XRP has faced a significant decline in recent weeks, prompting growing concerns among holders regarding Ripple’s potential need to liquidate more of its XRP reserves to sustain operations. This anxiety has intensified as discussions about Ripple’s evolving business model come into focus, particularly concerning the introduction of its RLUSD stablecoin.
On the social media platform X, Ripple’s Chief Technology Officer, David Schwartz, intervened in a discussion about whether the current dip in XRP’s price might compel the company to sell off additional tokens. One user suggested that Ripple could gradually pivot its focus away from XRP, arguing that since RLUSD is directly linked to fiat reserves, it may make Ripple less dependent on the volatile price of XRP. This line of reasoning insinuated that the company could be more inclined to lean on its stablecoin during tumultuous market conditions, possibly detracting from the support it provides to XRP.

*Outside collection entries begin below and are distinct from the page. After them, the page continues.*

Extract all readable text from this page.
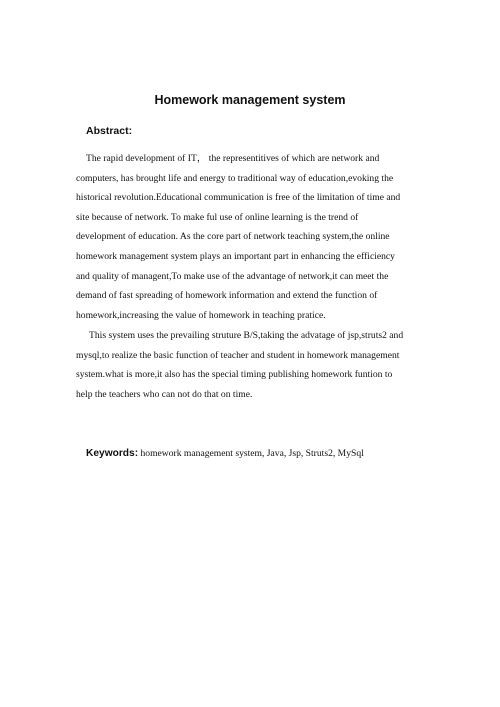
Homework management system
Abstract:
The rapid development of IT， the representitives of which are network and
computers, has brought life and energy to traditional way of education,evoking the
historical revolution.Educational communication is free of the limitation of time and
site because of network. To make ful use of online learning is the trend of
development of education. As the core part of network teaching system,the online
homework management system plays an important part in enhancing the efficiency
and quality of managent,To make use of the advantage of network,it can meet the
demand of fast spreading of homework information and extend the function of
homework,increasing the value of homework in teaching pratice.
This system uses the prevailing struture B/S,taking the advatage of jsp,struts2 and
mysql,to realize the basic function of teacher and student in homework management
system.what is more,it also has the special timing publishing homework funtion to
help the teachers who can not do that on time.
Keywords: homework management system, Java, Jsp, Struts2, MySql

Schwartz countered this perspective firmly, asserting that the notion that declining prices would necessitate further XRP sales is flawed. He clarified that Ripple’s diversified revenue model now enables the company to operate independently of prevailing market conditions. This shift toward generating revenue through varied channels reduces the likelihood that Ripple would find itself in a position where it needs to sell XRP to keep its operations afloat.
The underlying tension regarding potential XRP sales can largely be traced back to Ripple’s historical business framework. The company has traditionally generated a significant proportion of its income through controlled XRP sales, although it also provides enterprise solutions, such as cross-border payment services via RippleNet. However, past reports have indicated that the income from these software licensing fees and enterprise offerings has been modest in comparison to revenues from XRP sales. Consequently, there have been apprehensions that substantial selling during market downturns could further depress XRP’s price.
An integral aspect of Ripple’s token management involves its escrow program, which systematically releases 1 billion XRP tokens monthly. This structure was established to ensure predictability in XRP’s circulating supply and to prevent large, unexpected influxes into the market. Typically, Ripple returns the majority of the unlocked XRP—between 70% and 80%—back into escrow each month, allowing only a small fraction to be used for operational needs. This mechanism is designed to mitigate Ripple’s potential influence on market liquidity at any single time.
Despite its reliance on XRP sales, it is critical for Ripple to explore additional income streams. Schwartz’s comments imply that the company is situated in a way that doesn’t necessitate frequent dumping of XRP, even as the token navigates near lower price ranges. This reevaluation of revenue channels could be pivotal for Ripple as it seeks to sustain its operations and maintain its market position.